If I ask my daughter to go to her room it might take me a few attempts. At times I have moments of control and at other times, I fear I have no authority getting my children up the stairs. On other occasions, just getting my four-year-old to hold my hand whilst crossing the road is an exhausting experience. It feels like Russian roulette every time we go out. Come on Guilty Mothers, were we ever such pickles as children? I don’t think so. Maybe I look back with rose tinted glasses.

Perhaps eighties mothers were not as uptight as we are. The stresses and strains of everyday life and work just seem to overwhelm us and it’s really hard to break the cycle. Many friends I talk to have an experience they can share of a parent leaving them outside a shop or supermarket. I mean, I least I haven’t managed to leave my son at the checkout by accident (yet). I often forget many things, but were possible a quick head count is always advisable!
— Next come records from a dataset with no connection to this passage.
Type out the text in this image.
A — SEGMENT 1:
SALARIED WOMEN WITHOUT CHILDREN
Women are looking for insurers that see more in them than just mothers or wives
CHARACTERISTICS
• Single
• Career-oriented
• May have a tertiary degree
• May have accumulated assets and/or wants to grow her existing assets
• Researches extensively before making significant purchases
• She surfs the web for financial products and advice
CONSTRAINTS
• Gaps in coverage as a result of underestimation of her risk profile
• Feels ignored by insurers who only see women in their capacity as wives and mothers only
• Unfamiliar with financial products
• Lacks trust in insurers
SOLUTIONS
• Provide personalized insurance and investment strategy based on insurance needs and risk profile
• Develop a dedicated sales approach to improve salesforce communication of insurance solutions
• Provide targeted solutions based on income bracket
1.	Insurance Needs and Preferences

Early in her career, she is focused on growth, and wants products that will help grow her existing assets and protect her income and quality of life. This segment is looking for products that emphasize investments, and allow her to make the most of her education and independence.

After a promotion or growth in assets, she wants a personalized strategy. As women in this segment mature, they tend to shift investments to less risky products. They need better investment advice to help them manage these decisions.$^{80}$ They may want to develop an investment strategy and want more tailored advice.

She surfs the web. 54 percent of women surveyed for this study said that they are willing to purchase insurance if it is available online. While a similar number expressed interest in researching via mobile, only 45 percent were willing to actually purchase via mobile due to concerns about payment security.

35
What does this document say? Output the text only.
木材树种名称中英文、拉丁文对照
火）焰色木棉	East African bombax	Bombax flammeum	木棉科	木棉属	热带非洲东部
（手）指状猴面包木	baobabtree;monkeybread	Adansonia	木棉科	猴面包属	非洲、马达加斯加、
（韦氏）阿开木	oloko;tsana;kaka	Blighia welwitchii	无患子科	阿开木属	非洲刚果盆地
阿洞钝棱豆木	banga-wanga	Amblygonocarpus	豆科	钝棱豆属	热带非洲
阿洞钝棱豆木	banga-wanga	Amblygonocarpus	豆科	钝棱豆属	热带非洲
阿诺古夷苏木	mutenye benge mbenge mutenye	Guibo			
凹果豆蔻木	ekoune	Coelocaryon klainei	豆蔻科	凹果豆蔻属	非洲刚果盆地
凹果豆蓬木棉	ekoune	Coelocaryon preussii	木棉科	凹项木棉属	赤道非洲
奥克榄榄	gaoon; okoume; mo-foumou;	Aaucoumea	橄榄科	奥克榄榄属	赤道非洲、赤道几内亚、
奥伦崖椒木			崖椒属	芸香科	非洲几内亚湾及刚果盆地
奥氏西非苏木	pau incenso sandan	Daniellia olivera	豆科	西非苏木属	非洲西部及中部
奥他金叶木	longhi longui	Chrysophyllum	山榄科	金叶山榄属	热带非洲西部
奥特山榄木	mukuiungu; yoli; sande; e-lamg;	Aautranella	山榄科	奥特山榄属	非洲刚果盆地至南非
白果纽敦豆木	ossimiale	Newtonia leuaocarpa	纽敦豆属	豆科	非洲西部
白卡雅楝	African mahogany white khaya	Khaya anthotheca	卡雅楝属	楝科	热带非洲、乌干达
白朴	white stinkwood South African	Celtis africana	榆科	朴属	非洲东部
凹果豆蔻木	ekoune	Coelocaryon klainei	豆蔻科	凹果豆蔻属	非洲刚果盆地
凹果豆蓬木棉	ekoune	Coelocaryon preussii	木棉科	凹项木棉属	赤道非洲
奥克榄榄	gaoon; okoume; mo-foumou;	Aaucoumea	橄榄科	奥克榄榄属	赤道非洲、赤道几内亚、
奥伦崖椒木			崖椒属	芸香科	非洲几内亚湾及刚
My dad loves to tell the story of the time he left me as a baby outside a shop in the town centre. He had driven all the way home and left me in the cold, outside the shop. When he got home, my mum said “where’s the baby?”. As you can imagine he swiftly got in the car and drove back. I was still there, in my buggy. Just waiting. Apparently it is a term of endearment, but my father tells me I used to look like Nick Nack from James Bond as a small child. Perhaps then, someone just wasn’t brave enough to take me that day.

So I plan to tell my daughter to be grateful – not grumpy. To be grateful that she doesn’t have to play the recorder. To be grateful that she can switch on the television any time or play with her vast amount of toys and iPad games. A step up from a classic round of guess who or mouse trap.

So limited iPad time is back and I will do my best to sit a restaurant for at least ten minutes (fifteen would be a push), before the children start getting grumpy and I resort to extracting an iPad from my handbag.

P.S – The recorder recital is at mine on Tuesday. We are practicing something new. Dance of the reed pipes from the Nutcracker.